677P - Survival impact of HER2 status in patients with gastric cancer: a multicenter large-scale study in japan

Date 30 September 2012
Event ESMO Congress 2012
Session Poster presentation II
Topics Gastric Cancer
Translational Research
Basic Principles in the Management and Treatment (of cancer)
Presenter Yukinori Kurokawa
Authors Y. Kurokawa1, N. Matsuura2, Y. Kimura3, R. Kawabata4, S. Adachi5, J. Fujita6, K. Nishikawa7, S. Takiguchi1, M. Mori1, Y. Doki1
  • 1Gastroenterological Surgery, Osaka University, 565-0871 - Osaka/JP
  • 2Molecular Pathology, Osaka University, Osaka/JP
  • 3Surgery, NTT West Osaka Hospital, Osaka/JP
  • 4Surgery, Sakai City Hospital, Osaka/JP
  • 5Surgery, Ikeda Municipal Hospital, Osaka/JP
  • 6Surgery, Toyonaka Municipal Hospital, Osaka/JP
  • 7Surgery, Osaka General Medical Center, Osaka/JP



Although it has been proven in the ToGA study that HER2 expression is a predictive factor of trastuzumab treatment, the relation between HER2 status and prognosis in gastric cancer patients was still unknown. A multicenter large-scale study was conducted to evaluate the prognostic value of HER2 status in gastric cancer.


A total of 1152 cases with gastric cancer which was surgically resected between 2000 and 2006 were registered to this study. The neoadjuvant treatment cases were excluded. Tumors were centrally tested for HER2 status with immunohistochemistry (IHC) and fluorescence in-situ hybridization (FISH). HER2 expressions of resected tissues were evaluated according to the same criteria with the ToGA study. The relation between HER2 expression and clinicopathological factors was examined by Fisher's exact test. The hazard ratio (HR) for death in HER2-positive cases was estimated, and overall survivals (OS) were compared between HER2-positive and HER2-negative cases using log-rank test.

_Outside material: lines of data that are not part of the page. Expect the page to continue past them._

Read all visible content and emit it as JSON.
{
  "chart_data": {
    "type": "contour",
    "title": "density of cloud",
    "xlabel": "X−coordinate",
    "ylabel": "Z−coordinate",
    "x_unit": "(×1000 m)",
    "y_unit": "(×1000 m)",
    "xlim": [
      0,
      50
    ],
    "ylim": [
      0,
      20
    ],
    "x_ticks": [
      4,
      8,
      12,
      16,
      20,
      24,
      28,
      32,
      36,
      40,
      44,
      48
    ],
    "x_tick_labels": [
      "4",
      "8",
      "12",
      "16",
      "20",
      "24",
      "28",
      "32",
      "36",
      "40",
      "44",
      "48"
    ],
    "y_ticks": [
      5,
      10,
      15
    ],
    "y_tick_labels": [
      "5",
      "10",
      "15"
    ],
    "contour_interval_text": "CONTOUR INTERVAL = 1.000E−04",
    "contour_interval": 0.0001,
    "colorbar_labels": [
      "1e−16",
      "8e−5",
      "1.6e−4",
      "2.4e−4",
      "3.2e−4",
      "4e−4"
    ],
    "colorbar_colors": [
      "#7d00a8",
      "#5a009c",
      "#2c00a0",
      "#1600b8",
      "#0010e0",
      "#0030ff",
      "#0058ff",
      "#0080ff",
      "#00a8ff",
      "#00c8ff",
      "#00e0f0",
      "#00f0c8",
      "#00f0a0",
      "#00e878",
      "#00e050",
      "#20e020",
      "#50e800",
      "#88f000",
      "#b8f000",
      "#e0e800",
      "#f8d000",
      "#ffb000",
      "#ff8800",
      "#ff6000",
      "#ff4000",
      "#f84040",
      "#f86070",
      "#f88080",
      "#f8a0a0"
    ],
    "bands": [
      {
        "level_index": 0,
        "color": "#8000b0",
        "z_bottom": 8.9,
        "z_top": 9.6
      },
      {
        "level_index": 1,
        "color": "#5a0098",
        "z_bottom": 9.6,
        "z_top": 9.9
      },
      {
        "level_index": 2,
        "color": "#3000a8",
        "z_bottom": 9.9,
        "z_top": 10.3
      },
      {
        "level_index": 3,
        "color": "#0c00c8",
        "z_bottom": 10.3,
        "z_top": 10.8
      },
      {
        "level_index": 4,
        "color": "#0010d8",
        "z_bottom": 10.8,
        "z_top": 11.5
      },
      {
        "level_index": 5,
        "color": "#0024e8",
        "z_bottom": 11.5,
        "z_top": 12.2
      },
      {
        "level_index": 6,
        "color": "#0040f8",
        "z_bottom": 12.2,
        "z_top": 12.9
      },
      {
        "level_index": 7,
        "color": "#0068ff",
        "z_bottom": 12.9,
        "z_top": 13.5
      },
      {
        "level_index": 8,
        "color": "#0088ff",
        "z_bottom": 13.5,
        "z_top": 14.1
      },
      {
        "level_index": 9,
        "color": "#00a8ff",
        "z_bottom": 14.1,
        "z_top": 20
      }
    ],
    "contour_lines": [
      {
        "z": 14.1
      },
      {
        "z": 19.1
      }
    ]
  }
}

The number of cases with IHC 0 / 1+ / 2+ / 3+ was 662 / 208 / 120 / 162, and eighteen of IHC 2+ cases showed FISH-positive. In total, the proportion of HER2-positive was 15.6% (180/1152). HER2-positive cases were more frequent in differentiated type tumors (P < 0.001), in upper body tumors (P = 0.065), and in T3-4b tumors (P = 0.074). OS in HER2-positive cases was clearly worse than in HER2-negative cases (HR 1.55 (95%CI, 1.21-1.97); P < 0.001). According to the tumor stage classification, the HR (95%CI) in HER2-positive cases and P values were as follows; Stage I: 2.05 (1.14-3.68), P = 0.015; Stage II: 1.87 (1.001-3.47), P = 0.046; Stage III: 1.46 (0.95-2.27), P = 0.085; Stage IV: 1.41 (0.93-2.14), P = 0.101. There was no subgroup which showed interaction between HER2 status and any background factors. The Cox multivariate analysis with nine background factors revealed that HER2 expression was an independent prognostic factor (HR 1.55 (95%CI, 1.19-2.02); P = 0.001).


HER2 expression is an independent factor of poor prognosis in resected gastric cancer, showing trends of higher HR in earlier stage.


All authors have declared no conflicts of interest.